Dinos brauchen Platz

So könnte es aussehen: Zwischen Ottoneum (rechts) und der am Staatstheater angrenzenden Ernst-Krenek-Treppe (links) ist der ideale Ort für den Erweiterungsbau. Foto: nh

Kassel. Das Naturkundemuseum bleibt weiter der Spitzenreiter bei den Besucherzahlen unter allen Museen in Kassel. Seit 2000 hat sich die Zahl der Gäste hier vervierfacht. Sie hat sich inzwischen bei 85 000 eingependelt.

So könnte es aussehen: Zwischen Ottoneum (rechts) und der am Staatstheater angrenzenden Ernst-Krenek-Treppe (links) ist der ideale Ort für den Erweiterungsbau. Foto: nh

So viele Besucher kamen nach Auskunft von Kulturamtschefin Dorothée Rhiemeier auch 2011 wieder ins Ottoneum. 2010, als die spektakuläre Mumien-Ausstellung Besucher aus ganz Deutschland angezogen hatte, waren es sogar 100 000. Mit einem solchen Andrang kommt das Museum am Steinweg an seine räumlichen Grenzen.

„Platzen aus allen Nähten“

Auch zurzeit wimmelt es wieder von Menschen im Naturkundemuseum. Die Sonderausstellung „Dinosaurier!“ zieht in den Ferien noch mal eine große Zahl Besucher mehr an als gewöhnlich. Zwischen den Jahren gab es Tage, an denen Museumschef Dr. Kai Füldner und sein Team tausend Menschen gezählt haben. Darüber freut sich Füldner, aber er sagt auch: „Wir platzen aus allen Nähten.“

Deshalb sei es an der Zeit, den 2010 von der Stadtverordnetenversammlung zur Kenntnis genommenen Masterplan für die Kasseler Museen aus der Schublade zu holen. Darin ist bereits ein an das Ottoneum in Richtung Staatstheater angrenzender Erweiterungsbau festgeschrieben. Wichtig wäre für das Museumsteam, dass dort auf einer angenommenen Grundfläche von 600 Quadratmetern ein multifunktionaler Veranstaltungsraum sowie Platz für die Präparationswerkstätten entstehen. Die befinden sich zurzeit außerhalb, im dock 4.

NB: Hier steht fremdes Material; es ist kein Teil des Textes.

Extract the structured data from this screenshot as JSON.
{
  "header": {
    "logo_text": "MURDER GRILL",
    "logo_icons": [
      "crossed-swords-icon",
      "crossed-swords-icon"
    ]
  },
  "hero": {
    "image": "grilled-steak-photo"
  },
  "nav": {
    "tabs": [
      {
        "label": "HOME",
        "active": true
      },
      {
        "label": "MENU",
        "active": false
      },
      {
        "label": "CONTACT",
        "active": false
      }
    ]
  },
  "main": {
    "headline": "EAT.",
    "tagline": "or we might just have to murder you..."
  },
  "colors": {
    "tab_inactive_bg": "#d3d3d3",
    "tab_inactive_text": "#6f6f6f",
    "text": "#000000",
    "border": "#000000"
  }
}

„In unserem Veranstaltungsraum haben maximal 100 Menschen Platz, und wir bauen nicht selten dreimal am Tag um, wenn wir morgens einen Kindergeburtstag ausrichten und abends einen Vortrag im Haus haben“, sagt Füldner. Wenn die im Museum befindlichen Depotflächen in einem Neubau Platz finden, würden im Ottoneum zudem 200 Quadratmeter mehr Ausstellungfläche entstehen. Zurzeit stehen dem Museum 1400 Quadratmeter zur Verfügung. Wünschenswert sei eine Cafeteria. Der Neubau würde zum großen Teil in die Erde gebaut. Das Dach könnte begrünt oder mit Solar-Paneelen ausgestattet werden. Füldner wünscht sich mehr Platz, um beispielsweise Schulklassen zu empfangen und mehr Museumspädagogik anzubieten. So könnte er vor allem besser für Sonderausstellungen planen. Was den enormen Elan der Museumsmacher im Ottoneum bremst, seien die beengten Räumlichkeiten.

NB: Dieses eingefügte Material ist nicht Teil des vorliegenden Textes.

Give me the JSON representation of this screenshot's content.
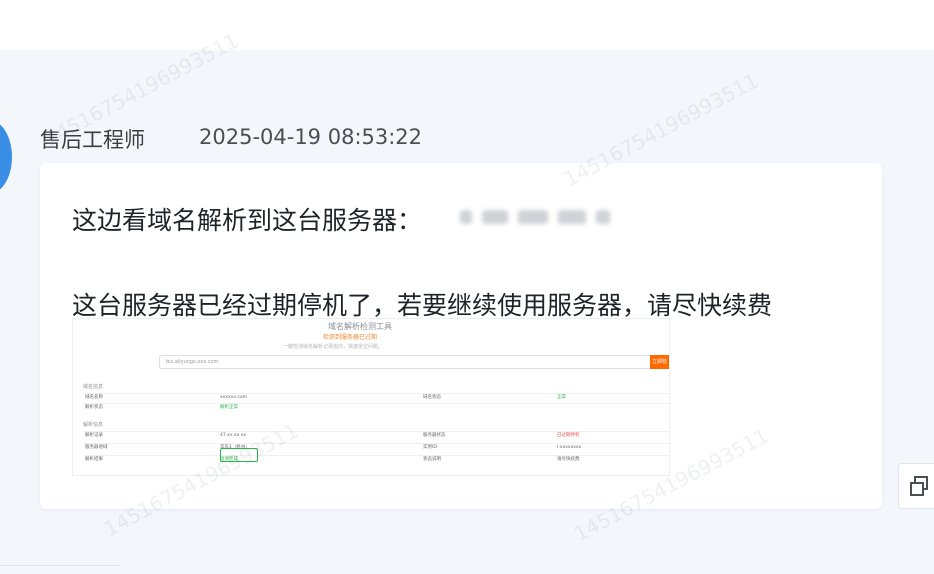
{
  "message": {
    "sender": "售后工程师",
    "timestamp": "2025-04-19 08:53:22",
    "line1": "这边看域名解析到这台服务器：",
    "line2": "这台服务器已经过期停机了，若要继续使用服务器，请尽快续费"
  },
  "embedded_screenshot": {
    "title": "域名解析检测工具",
    "notice": "检测到服务器已过期",
    "subnote": "一键检测域名解析记录指向，快速定位问题。",
    "search_value": "biz.aliyungs.xxx.com",
    "search_button": "立即检测",
    "section1": "域名信息",
    "section2": "解析信息",
    "rows": [
      {
        "a": "域名名称",
        "b": "xxxxxx.com",
        "c": "域名状态",
        "d": "正常"
      },
      {
        "a": "解析状态",
        "b": "解析正常",
        "c": "",
        "d": ""
      },
      {
        "a": "解析记录",
        "b": "47.xx.xx.xx",
        "c": "服务器状态",
        "d": "已过期停机"
      },
      {
        "a": "服务器地域",
        "b": "华东1（杭州）",
        "c": "实例ID",
        "d": "i-xxxxxxxx"
      },
      {
        "a": "解析结果",
        "b": "检测完成",
        "c": "状态说明",
        "d": "请尽快续费"
      }
    ]
  },
  "watermark_text": "14516754196993511",
  "icons": {
    "copy": "copy-icon"
  }
}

Auch Rhiemeier teilt den Wunsch nach mehr Platz, doch Hoffnung auf eine Realisierung sieht sie nicht: „Wir wissen, dass der Bedarf da ist, aber der Neubau würde 1,5 bis 2 Millionen kosten. Das ist kurzfristig nicht umzusetzen.“ Sie verweist auf den Gesamtetat der Stadt in Höhe von 16 Millionen Euro für den Erhalt und Neubauten städtischer Gebäude.

Vielleicht, so regt sie an, könnte man eine Spendenaktion starten.